Ecrite par Youozas Baltouchis (1), c’est l’histoire d’une belle âme d’homme, prisonnière d’un chagrin d’amour de jeunesse, l’histoire d’un isolement voulu mais contrarié par la Grande Histoire, celle de la Lituanie des années 1920 à 1950. C’est l’histoire d’une zone marécageuse que l’acharnement d’un homme parvient à domestiquer. C’est l’histoire des saisons qui se succèdent, du froid intense de l’hiver qui paralyse tout, au débordement de vie du printemps. C’est aussi une langue de la terre, de toute une civilisation rurale, qu’un petit lexique nous permet de découvrir, au-delà de la poésie des mots.
«Quand le cœur te tient, tu peux empêcher tes pieds de le suivre ? » répond Youza à son frère Adomas qui tente de lui faire comprendre qu’il pourra aimer de nouveau. (p22).
Alors, après le mariage de l’élue de son cœur, Youza décide de fuir son village, et vient s’installer dans un endroit improbable, au cœur des marais du Kaïrabalé, inhospitaliers et dangereux.
Nous regardons Youza y construire sa ferme, son puits, ses bains au bord de la rivière Pavirvé, planter ses pommiers, faire son miel, exploiter la terre du marais, remplir sa cave de réserves… Nous entrons dans sa vie, ses efforts, ses émotions refoulées. Lorsqu’on tente de remercier Youza, il répond invariablement : « trop de mots ! »
Youza, taciturne, solitaire, courageux, résistant par nature et par force : résistant au temps qui passe, car hors du temps ; résistant aux pouvoirs politiques qui passent, car il n’a rien à perdre ; devenant un sage presque malgré lui ; chez qui viennent se cacher les réfugiés du moment, patriotes, bolcheviks, juifs, ou fascistes (2), car qui viendrait les chercher ici ? Aux ennemis d’hier devenus fugitifs d’aujourd’hui, Youza ouvre sa maison de gré ou de force, et fait traverser le marais par des passes connues de lui seul : « … dans toute la région, un homme, un seul, avait su comment contourner les flottis des tremblants, un seul avait pu traverser d’un bord à l’autre l’immense seigne du Kaïrabalé sans se faire happer par ses gouilles innombrables. Le grand-père Yokoubas était cet unique passeur. » (p30) C’est ce que tous croyaient, mais le grand-père avait transmis toute sa connaissance à Youza.

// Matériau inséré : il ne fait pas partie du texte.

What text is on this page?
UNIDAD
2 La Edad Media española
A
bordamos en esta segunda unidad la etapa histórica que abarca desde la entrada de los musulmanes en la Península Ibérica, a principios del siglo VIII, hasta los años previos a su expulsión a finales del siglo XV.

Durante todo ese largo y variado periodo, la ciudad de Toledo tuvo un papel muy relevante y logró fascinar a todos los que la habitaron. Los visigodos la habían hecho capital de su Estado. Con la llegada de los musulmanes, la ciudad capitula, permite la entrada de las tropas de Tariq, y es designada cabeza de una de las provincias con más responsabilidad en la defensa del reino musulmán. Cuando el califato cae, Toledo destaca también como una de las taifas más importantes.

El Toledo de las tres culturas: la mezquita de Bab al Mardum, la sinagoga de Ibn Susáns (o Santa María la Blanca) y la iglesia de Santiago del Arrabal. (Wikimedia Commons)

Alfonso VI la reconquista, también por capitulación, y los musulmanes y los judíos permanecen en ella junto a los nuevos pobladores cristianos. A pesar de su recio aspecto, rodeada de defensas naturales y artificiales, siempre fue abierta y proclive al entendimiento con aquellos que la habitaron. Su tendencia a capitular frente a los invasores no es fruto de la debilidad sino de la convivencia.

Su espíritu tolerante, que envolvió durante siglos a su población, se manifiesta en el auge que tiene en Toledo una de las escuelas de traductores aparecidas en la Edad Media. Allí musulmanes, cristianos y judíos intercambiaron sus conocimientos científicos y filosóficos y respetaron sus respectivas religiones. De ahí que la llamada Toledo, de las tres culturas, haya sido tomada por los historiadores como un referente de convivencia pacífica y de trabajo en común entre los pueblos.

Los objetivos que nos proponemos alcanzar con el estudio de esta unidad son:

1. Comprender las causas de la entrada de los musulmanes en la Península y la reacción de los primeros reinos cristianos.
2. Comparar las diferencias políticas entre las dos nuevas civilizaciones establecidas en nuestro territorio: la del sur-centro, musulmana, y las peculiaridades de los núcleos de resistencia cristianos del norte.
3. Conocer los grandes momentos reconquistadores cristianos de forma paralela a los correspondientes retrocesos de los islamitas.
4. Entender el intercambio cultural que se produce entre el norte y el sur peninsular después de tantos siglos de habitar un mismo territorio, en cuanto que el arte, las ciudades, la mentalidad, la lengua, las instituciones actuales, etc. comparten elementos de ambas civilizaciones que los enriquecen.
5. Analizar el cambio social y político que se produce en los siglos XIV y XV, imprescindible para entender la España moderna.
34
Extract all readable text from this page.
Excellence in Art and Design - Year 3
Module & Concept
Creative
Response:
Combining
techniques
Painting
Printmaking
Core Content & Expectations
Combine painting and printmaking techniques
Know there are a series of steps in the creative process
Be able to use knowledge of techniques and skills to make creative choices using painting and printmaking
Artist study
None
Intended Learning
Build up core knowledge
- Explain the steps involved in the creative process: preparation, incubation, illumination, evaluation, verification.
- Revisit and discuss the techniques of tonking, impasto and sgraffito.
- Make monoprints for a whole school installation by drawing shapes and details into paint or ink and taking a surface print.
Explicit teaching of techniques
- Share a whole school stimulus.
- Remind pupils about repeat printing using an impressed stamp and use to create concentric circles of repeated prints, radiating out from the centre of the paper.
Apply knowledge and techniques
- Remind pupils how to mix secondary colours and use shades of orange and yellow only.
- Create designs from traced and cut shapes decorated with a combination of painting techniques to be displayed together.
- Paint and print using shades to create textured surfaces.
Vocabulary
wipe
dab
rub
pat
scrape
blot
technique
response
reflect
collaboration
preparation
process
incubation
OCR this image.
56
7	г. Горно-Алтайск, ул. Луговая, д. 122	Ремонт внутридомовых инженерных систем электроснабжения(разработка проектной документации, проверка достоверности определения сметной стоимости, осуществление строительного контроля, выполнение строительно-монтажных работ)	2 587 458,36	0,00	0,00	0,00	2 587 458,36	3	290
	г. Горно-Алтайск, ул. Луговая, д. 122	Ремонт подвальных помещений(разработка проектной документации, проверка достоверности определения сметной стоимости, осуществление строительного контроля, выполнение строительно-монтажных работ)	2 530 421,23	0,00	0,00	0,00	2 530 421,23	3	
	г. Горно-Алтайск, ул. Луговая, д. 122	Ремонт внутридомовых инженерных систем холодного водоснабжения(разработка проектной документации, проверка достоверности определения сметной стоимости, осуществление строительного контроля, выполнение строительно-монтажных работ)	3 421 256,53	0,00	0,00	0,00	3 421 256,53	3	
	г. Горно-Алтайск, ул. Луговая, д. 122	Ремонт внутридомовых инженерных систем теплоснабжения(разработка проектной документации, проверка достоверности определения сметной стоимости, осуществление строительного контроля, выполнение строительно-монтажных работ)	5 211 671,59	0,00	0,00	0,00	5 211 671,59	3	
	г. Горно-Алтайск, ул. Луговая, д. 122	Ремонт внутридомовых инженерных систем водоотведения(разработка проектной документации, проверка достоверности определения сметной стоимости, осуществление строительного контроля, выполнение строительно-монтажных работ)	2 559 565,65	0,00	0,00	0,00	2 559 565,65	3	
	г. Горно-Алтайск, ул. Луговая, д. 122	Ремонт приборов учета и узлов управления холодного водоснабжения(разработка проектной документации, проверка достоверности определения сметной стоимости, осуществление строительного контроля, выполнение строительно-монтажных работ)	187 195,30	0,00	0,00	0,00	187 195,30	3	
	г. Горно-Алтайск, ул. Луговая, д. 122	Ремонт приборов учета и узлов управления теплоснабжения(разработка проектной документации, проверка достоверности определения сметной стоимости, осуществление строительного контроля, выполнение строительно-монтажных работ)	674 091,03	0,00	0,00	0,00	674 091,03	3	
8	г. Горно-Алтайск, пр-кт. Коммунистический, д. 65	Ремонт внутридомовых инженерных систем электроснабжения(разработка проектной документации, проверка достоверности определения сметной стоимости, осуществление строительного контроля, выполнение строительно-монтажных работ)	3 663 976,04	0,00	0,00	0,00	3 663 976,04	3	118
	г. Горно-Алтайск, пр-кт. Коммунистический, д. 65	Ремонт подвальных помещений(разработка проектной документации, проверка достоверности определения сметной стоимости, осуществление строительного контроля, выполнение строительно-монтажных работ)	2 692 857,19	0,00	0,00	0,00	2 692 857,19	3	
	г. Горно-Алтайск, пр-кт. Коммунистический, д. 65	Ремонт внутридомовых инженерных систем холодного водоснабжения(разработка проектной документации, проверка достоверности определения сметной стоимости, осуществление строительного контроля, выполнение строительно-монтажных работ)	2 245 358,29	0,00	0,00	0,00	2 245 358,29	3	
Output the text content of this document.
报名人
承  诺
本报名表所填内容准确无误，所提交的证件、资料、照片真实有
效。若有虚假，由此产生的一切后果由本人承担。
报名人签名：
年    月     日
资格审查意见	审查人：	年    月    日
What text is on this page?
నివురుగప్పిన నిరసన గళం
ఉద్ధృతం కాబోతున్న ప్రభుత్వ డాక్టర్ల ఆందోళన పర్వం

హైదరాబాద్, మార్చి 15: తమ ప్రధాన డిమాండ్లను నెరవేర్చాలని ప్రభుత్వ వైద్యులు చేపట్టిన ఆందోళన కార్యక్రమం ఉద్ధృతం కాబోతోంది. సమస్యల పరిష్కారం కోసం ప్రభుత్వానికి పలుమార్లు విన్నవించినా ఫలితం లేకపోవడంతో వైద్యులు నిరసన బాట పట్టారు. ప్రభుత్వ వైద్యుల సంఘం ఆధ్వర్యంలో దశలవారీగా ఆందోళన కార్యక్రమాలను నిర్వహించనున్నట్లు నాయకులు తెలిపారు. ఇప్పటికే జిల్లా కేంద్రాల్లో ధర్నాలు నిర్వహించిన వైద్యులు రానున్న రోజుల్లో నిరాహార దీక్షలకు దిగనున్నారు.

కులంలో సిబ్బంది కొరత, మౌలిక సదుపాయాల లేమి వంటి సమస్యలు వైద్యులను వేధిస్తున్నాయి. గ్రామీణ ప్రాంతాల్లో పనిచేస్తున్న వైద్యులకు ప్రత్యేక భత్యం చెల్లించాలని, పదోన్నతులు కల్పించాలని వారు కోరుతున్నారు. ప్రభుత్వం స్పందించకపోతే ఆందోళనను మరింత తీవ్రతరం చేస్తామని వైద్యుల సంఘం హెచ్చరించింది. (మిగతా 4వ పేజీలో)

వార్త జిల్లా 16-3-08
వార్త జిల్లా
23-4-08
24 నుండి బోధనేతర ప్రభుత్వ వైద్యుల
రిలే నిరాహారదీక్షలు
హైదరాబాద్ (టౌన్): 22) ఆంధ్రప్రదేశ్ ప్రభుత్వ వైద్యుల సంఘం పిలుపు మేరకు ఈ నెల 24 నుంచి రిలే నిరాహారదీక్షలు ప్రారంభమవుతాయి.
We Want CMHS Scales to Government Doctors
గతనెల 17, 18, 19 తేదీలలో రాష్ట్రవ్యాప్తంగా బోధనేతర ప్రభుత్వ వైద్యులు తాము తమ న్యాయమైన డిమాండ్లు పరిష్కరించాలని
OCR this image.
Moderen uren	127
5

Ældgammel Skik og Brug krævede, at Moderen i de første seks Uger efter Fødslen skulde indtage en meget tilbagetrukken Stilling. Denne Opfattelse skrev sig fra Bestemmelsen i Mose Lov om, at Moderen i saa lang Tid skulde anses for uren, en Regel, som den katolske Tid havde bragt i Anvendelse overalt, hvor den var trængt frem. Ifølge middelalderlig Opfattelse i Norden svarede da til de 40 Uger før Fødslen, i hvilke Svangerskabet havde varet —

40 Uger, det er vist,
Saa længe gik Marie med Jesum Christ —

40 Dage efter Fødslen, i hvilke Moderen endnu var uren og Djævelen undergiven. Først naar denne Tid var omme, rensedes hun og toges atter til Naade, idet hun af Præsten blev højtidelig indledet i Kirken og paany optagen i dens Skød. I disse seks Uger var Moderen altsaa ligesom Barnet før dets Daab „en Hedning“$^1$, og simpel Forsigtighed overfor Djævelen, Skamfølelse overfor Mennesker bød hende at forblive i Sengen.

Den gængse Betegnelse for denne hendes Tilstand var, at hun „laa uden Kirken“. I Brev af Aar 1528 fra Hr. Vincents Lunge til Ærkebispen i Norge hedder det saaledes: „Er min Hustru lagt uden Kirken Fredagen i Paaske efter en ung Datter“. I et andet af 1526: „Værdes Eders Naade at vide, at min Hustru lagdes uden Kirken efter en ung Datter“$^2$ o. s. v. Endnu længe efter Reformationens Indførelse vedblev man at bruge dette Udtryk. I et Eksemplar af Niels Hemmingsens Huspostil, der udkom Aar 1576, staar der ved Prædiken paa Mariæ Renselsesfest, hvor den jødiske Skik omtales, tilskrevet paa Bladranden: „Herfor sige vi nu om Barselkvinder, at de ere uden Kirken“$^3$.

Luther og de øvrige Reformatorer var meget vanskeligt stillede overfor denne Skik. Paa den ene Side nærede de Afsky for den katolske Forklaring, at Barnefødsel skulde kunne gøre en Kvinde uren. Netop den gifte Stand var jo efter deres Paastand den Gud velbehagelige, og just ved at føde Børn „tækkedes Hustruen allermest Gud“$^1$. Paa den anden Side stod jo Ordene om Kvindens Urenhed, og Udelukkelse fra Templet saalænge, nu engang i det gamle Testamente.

La saga de Youza c’est aussi l’histoire de ce marais, qui tantôt grouille, tantôt se fige dans la glace. On se laisse prendre par ces descriptions qui nous plongent d’une saison à l’autre : « …Quels gels ! Ils avaient cadenassé le Kaïrabalé d’une berge à l’autre, claquemuré toute trace de vie… Comment croire que le printemps pût revenir, comment croire que la Pavirvé pût reprendre son chuchotement, que les bauges et les mollières se déverrouilleraient, que l’on entendrait à nouveau monter du sud le craquètement des grues ? » (p211)
Magnifiquement traduit, ce livre d’une grande poésie, tout en finesse, nous emporte dans un monde et une époque révolus, traversés par un homme à l’âme éternelle.
Marie-Thérèse Plaine
(1) Pseudonyme d’Albertas Juozénas, né en Lettonie en 1909, s’installe en Lituanie en 1918. Berger, puis ouvrier, il s’engage aux côtés des soviétiques pour lutter contre le nazisme, puis occupe plusieurs postes importants dans le parti communiste lituanien. Il meurt début 1991, juste avant la sortie de la Lituanie du bloc soviétique.
(2) Quelques mots sur l’histoire de la Lituanie pendant ces années 20-50, éclairant la vie de Youza :
– Premier pouvoir lituanien indépendant à la fin de la première guerre mondiale,
– Retour des bolcheviques qui installent soviets et kolkhozes,
– Arrivée des nazis qui pourchassent les bolchéviques et les juifs,
– Retour des bolcheviques à la fin de la 2ème guerre mondiale, épuration…
– 1953 : fin de la guerre de résistance contre le pouvoir soviétique.
Entre les années 40 et 53, en raison des combats, des persécutions, des déportations, des expulsions et des massacres qu’elle subit, la Lituanie perd 30% de sa population.